Traffic always has to wait at the same spot while different groups of people cross the road.

They stop in the middle of the road and pose for a photograph.

It goes on seven days a week.

People come from all over the world to be photographed crossing the road at this spot.

Out of everywhere in the UK, what makes this particular spot unique?

It’s a zebra crossing.

But there more than ten thousand zebra crossing in the UK, why this one?

It’s because this zebra crossing was featured on the cover of the final Beatles album, and had them all walking across it.

For a photograph to be so iconic it must have taken them ages to think up the idea, right?

Nope, it took about thirty seconds.

By the time they made that album the Beatles were ready to break up, they were sick of each other and barely speaking.

But they had to come up with a name and an image for the album.

The sound engineer smoked Everest cigarettes so someone said let’s call it ‘Everest’.

Someone said “Yes and we can all go to Mount Everest for the photograph.”

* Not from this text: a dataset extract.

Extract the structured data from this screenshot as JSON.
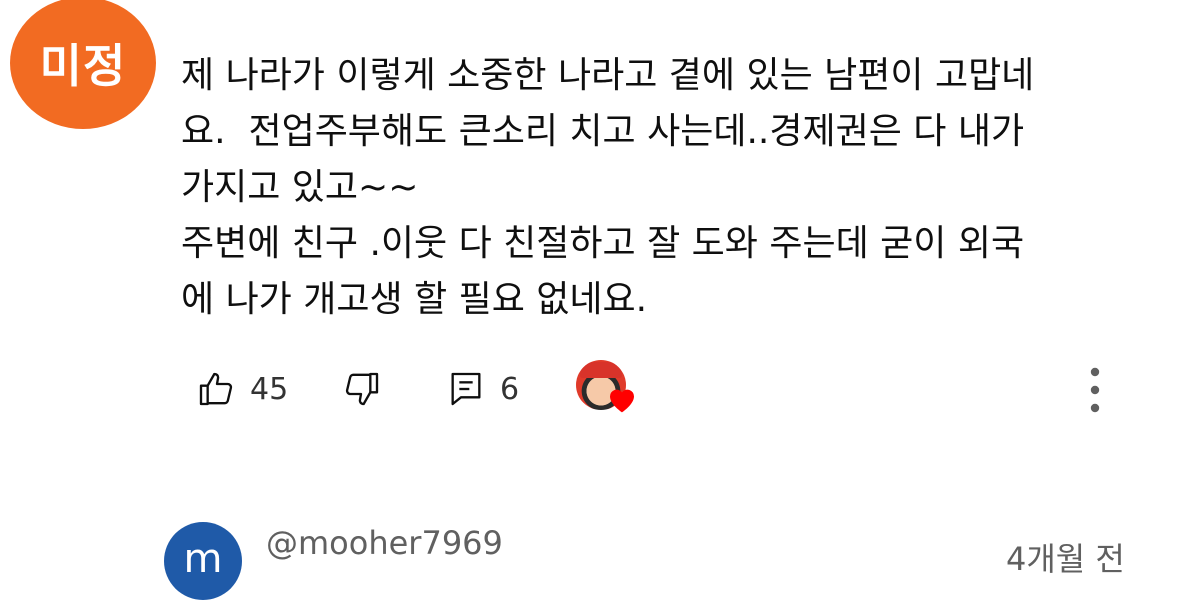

No, that was obviously a problem.

Nobody wanted to travel to Nepal together just for a photograph.

Eventually Paul said let’s just name it after the studio: Abbey Road.

All we’ve got to do is walk outside and be photographed crossing the road.

There’s even a zebra crossing there.

And that’s what they did.

A policeman stopped the traffic for five minutes while they crossed the road.

A photographer on a stepladder took six pictures.

Paul picked number five, and that was that.

The cover and the image was done and the Beatles never had to see each other again.

But then people began reading things into the photograph.

The particular urban legend that grew out of it was that Paul was dead.

If you looked carefully at the photograph there were many different ‘proofs’.

One of the most convincing was that Paul was the only Beatle who was walking barefoot.

Everyone else had shoes: it clearly meant something ominous.

Except it didn’t.

After crossing the road once, Paul complained that his new sandals were hurting him.

The photographer offered to send for another pair of shoes.

Paul was so sick of the whole thing he just said “No, let’s just get it over with.”

So he took off his sandals and walked barefoot.

And the image became so iconic, people still travel from all over the world, nearly fifty years later, just to be photographed on that zebra crossing.

The crossing itself has been Grade II listed for “cultural and historical importance.”

And yet it didn’t take an entire strategic department to come up with it.

It didn’t take a creative department to perfectly execute it.

Proving that we aren’t in control of ideas as much as we think we are.

Ideas aren’t data driven: arrived at logically and scientifically.

Ideas don’t need trained sociologists.

In fact, often ideas don’t even happen in our heads.


Often they happen in the audience’s heads.